We were lucky to meet a couple, Dieter and Inga when we missed our bus at a station in Oberstaufen. They were so concerned and “adopted” us. The next day we happened to see them again when we were checking out the RV campground. We had drinks at their vacation home in the building just across the street. So they invited us to their maisonette in Uberlinger, two hours away, fronting Lake Bodensee. The liverwurst they served us, among all the sausages and cheeses Bill loved, was the mildest and best-tasting I have ever had. 

France

pannetone


French macarons
Our most wonderful discovery in France is a bread we found it in the street market near our apartment at Royal Vincennes Hotel in Vincennes, a Parisian suburb. I used to love fruit cake, then I took to the German stollen. Now, I am all for the Panetonne which is actually an Italian bread!
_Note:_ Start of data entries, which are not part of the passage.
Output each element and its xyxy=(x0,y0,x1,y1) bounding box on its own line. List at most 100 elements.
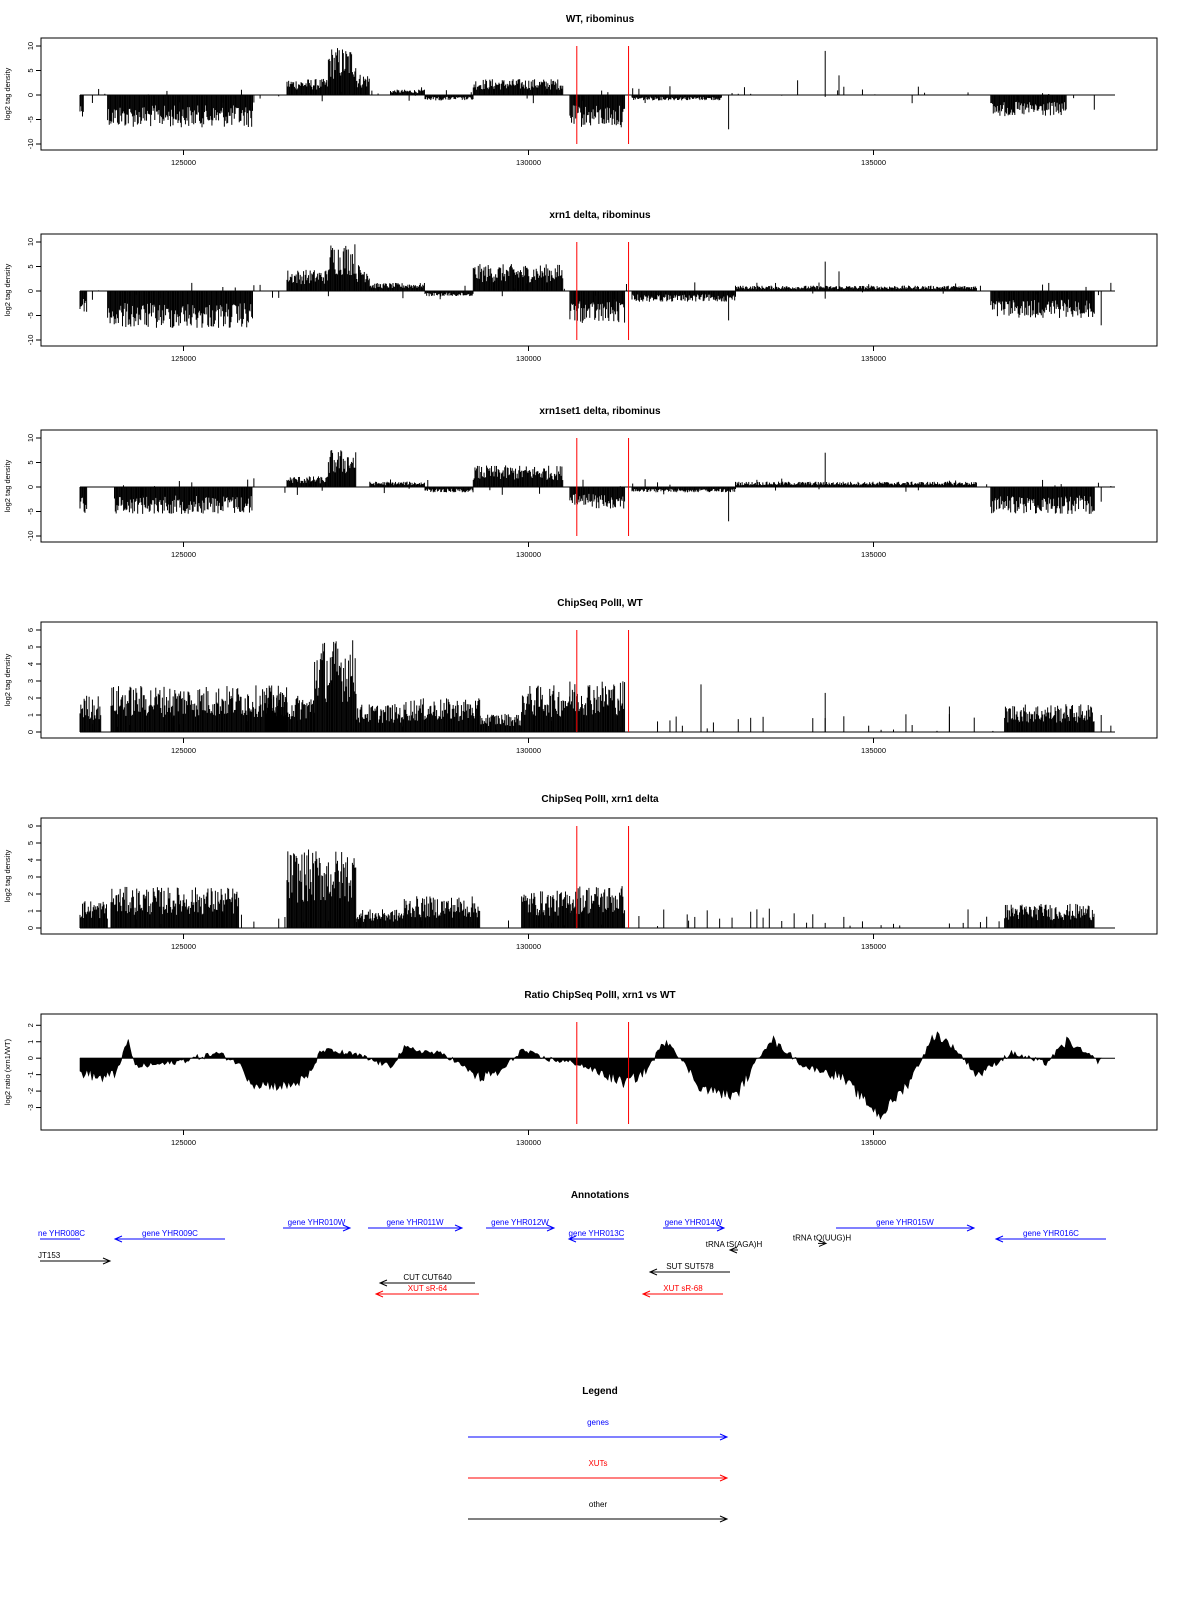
y-tick-label: 3 xyxy=(26,875,35,879)
data-bars xyxy=(79,640,1112,732)
annotation-label: gene YHR009C xyxy=(142,1229,198,1238)
y-tick-label-group: 10 xyxy=(26,434,35,442)
y-axis-label: log2 tag density xyxy=(3,849,12,902)
y-tick-label-group: 1 xyxy=(26,1040,35,1044)
x-tick-label: 135000 xyxy=(861,1138,886,1147)
plot-frame xyxy=(40,817,1158,935)
plot-frame xyxy=(40,233,1158,347)
arrow-head-left xyxy=(567,1235,577,1243)
arrow-head-left xyxy=(113,1235,123,1243)
y-tick-label-group: -10 xyxy=(26,335,35,346)
y-tick-label: 6 xyxy=(26,824,35,828)
arrow-head-left xyxy=(728,1246,738,1254)
y-tick-label-group: -10 xyxy=(26,531,35,542)
x-tick-label: 125000 xyxy=(171,354,196,363)
y-tick-label-group: 0 xyxy=(26,93,35,97)
y-tick-label-group: -5 xyxy=(26,312,35,319)
arrow-head-right xyxy=(966,1224,976,1232)
y-tick-label-group: 10 xyxy=(26,42,35,50)
annotation-gene: gene YHR014W xyxy=(663,1218,726,1232)
chart-panel-2: xrn1 delta, ribominus log2 tag density -10… xyxy=(3,210,1158,363)
annotation-other: tRNA tQ(UUG)H xyxy=(793,1233,851,1247)
y-tick-label-group: -5 xyxy=(26,116,35,123)
annotation-label: gene YHR011W xyxy=(386,1218,444,1227)
y-tick-label: -10 xyxy=(26,531,35,542)
ylabel-group: log2 ratio (xrn1/WT) xyxy=(3,1038,12,1105)
y-tick-label-group: 4 xyxy=(26,858,35,862)
y-tick-label: -10 xyxy=(26,139,35,150)
y-tick-label-group: -10 xyxy=(26,139,35,150)
y-tick-label: 0 xyxy=(26,926,35,930)
arrow-head-right xyxy=(716,1224,726,1232)
x-tick-label: 130000 xyxy=(516,158,541,167)
x-tick-label: 130000 xyxy=(516,354,541,363)
y-tick-label: 1 xyxy=(26,1040,35,1044)
x-tick-label: 135000 xyxy=(861,746,886,755)
x-tick-label: 135000 xyxy=(861,158,886,167)
x-tick-label: 125000 xyxy=(171,158,196,167)
chart-title: ChipSeq PolII, WT xyxy=(557,598,643,609)
y-tick-label-group: 0 xyxy=(26,289,35,293)
x-tick-label: 135000 xyxy=(861,550,886,559)
annotation-gene: ne YHR008C xyxy=(38,1229,85,1240)
annotation-label: gene YHR010W xyxy=(288,1218,346,1227)
chart-panel-6: Ratio ChipSeq PolII, xrn1 vs WT log2 rati… xyxy=(3,990,1158,1147)
x-tick-label: 125000 xyxy=(171,746,196,755)
chart-panel-5: ChipSeq PolII, xrn1 delta log2 tag densit… xyxy=(3,794,1158,951)
y-tick-label: -3 xyxy=(26,1104,35,1111)
y-tick-label-group: 0 xyxy=(26,926,35,930)
y-tick-label-group: 0 xyxy=(26,485,35,489)
y-tick-label: 2 xyxy=(26,696,35,700)
annotation-label: tRNA tS(AGA)H xyxy=(706,1240,763,1249)
y-axis-label: log2 tag density xyxy=(3,653,12,706)
y-tick-label: -2 xyxy=(26,1088,35,1095)
annotation-gene: gene YHR009C xyxy=(113,1229,225,1243)
y-tick-label-group: 2 xyxy=(26,892,35,896)
y-tick-label: 0 xyxy=(26,1056,35,1060)
ratio-area xyxy=(79,1031,1102,1120)
y-tick-label: 1 xyxy=(26,909,35,913)
annotation-label: gene YHR012W xyxy=(491,1218,549,1227)
y-tick-label-group: -5 xyxy=(26,508,35,515)
y-tick-label-group: 5 xyxy=(26,460,35,464)
y-tick-label-group: 1 xyxy=(26,713,35,717)
arrow-head-right xyxy=(546,1224,556,1232)
y-tick-label-group: 1 xyxy=(26,909,35,913)
y-axis-label: log2 ratio (xrn1/WT) xyxy=(3,1038,12,1105)
x-tick-label: 135000 xyxy=(861,942,886,951)
y-tick-label: -5 xyxy=(26,312,35,319)
y-tick-label: -10 xyxy=(26,335,35,346)
chart-title: xrn1set1 delta, ribominus xyxy=(539,406,661,417)
arrow-head-right xyxy=(818,1239,828,1247)
data-bars xyxy=(79,849,1095,928)
chart-panel-4: ChipSeq PolII, WT log2 tag density 0 1 2 3 4 5 6… xyxy=(3,598,1158,755)
y-tick-label: -1 xyxy=(26,1071,35,1078)
y-tick-label: 5 xyxy=(26,460,35,464)
ylabel-group: log2 tag density xyxy=(3,67,12,120)
annotation-gene: gene YHR010W xyxy=(283,1218,352,1232)
y-tick-label: -5 xyxy=(26,508,35,515)
x-tick-label: 125000 xyxy=(171,550,196,559)
y-tick-label-group: 2 xyxy=(26,1023,35,1027)
y-tick-label: 10 xyxy=(26,434,35,442)
y-tick-label: -5 xyxy=(26,116,35,123)
annotations-panel: Annotations ne YHR008C gene YHR009C gene YH… xyxy=(38,1190,1106,1298)
y-tick-label: 2 xyxy=(26,1023,35,1027)
x-tick-label: 130000 xyxy=(516,746,541,755)
plot-frame xyxy=(40,429,1158,543)
y-tick-label: 5 xyxy=(26,264,35,268)
y-tick-label: 4 xyxy=(26,858,35,862)
y-tick-label-group: 5 xyxy=(26,68,35,72)
y-tick-label-group: 6 xyxy=(26,628,35,632)
y-tick-label: 0 xyxy=(26,289,35,293)
annotations-title: Annotations xyxy=(571,1190,630,1201)
y-tick-label-group: 6 xyxy=(26,824,35,828)
chart-title: Ratio ChipSeq PolII, xrn1 vs WT xyxy=(524,990,675,1001)
y-tick-label-group: 2 xyxy=(26,696,35,700)
annotation-other: tRNA tS(AGA)H xyxy=(706,1240,763,1254)
y-tick-label: 0 xyxy=(26,93,35,97)
annotation-gene: gene YHR011W xyxy=(368,1218,464,1232)
y-axis-label: log2 tag density xyxy=(3,459,12,512)
y-tick-label: 5 xyxy=(26,645,35,649)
But we also loved the French macarons my friend Yogi gifted us with some after our breakfast at Laduree. Bill and I each had great French twists to Eggs Benedict (headline photo). No wonder there are long lines at the Champs-Elyssee for both the breakfast AND the macarons!

Belgium

Belgian waggles

It is in Belgium, however, that we went all out for great food. That’s where we were greeted by displays of colorful Belgian waffles with all kinds of toppings. I also had a heyday with lots of premium chocolates, especially the dark ones of the Leonidas variety. Bill vouches for Belgian beer, too, especially the Duvel brand whose exclusive bar was right in front of the famous Maniekin Pis. A Visitor Center staff also advised us to have the best cheese fondue and beef raclette dinner at the restaurant of the same name. The, at one of the famous guild houses of the Grand Place of Belgium, we discovered the beef carbonnade, beef stewed in dark Belgian ale and the moules soup (instead of the more popular moules frites).

cheese fondue and beef raclette

From now on, I will pay attention to food during all our travels. It is a side of culture I had not focused on before. Now I am gung-ho about discovering great food. It just makes travel more satisfying, literally and figuratively!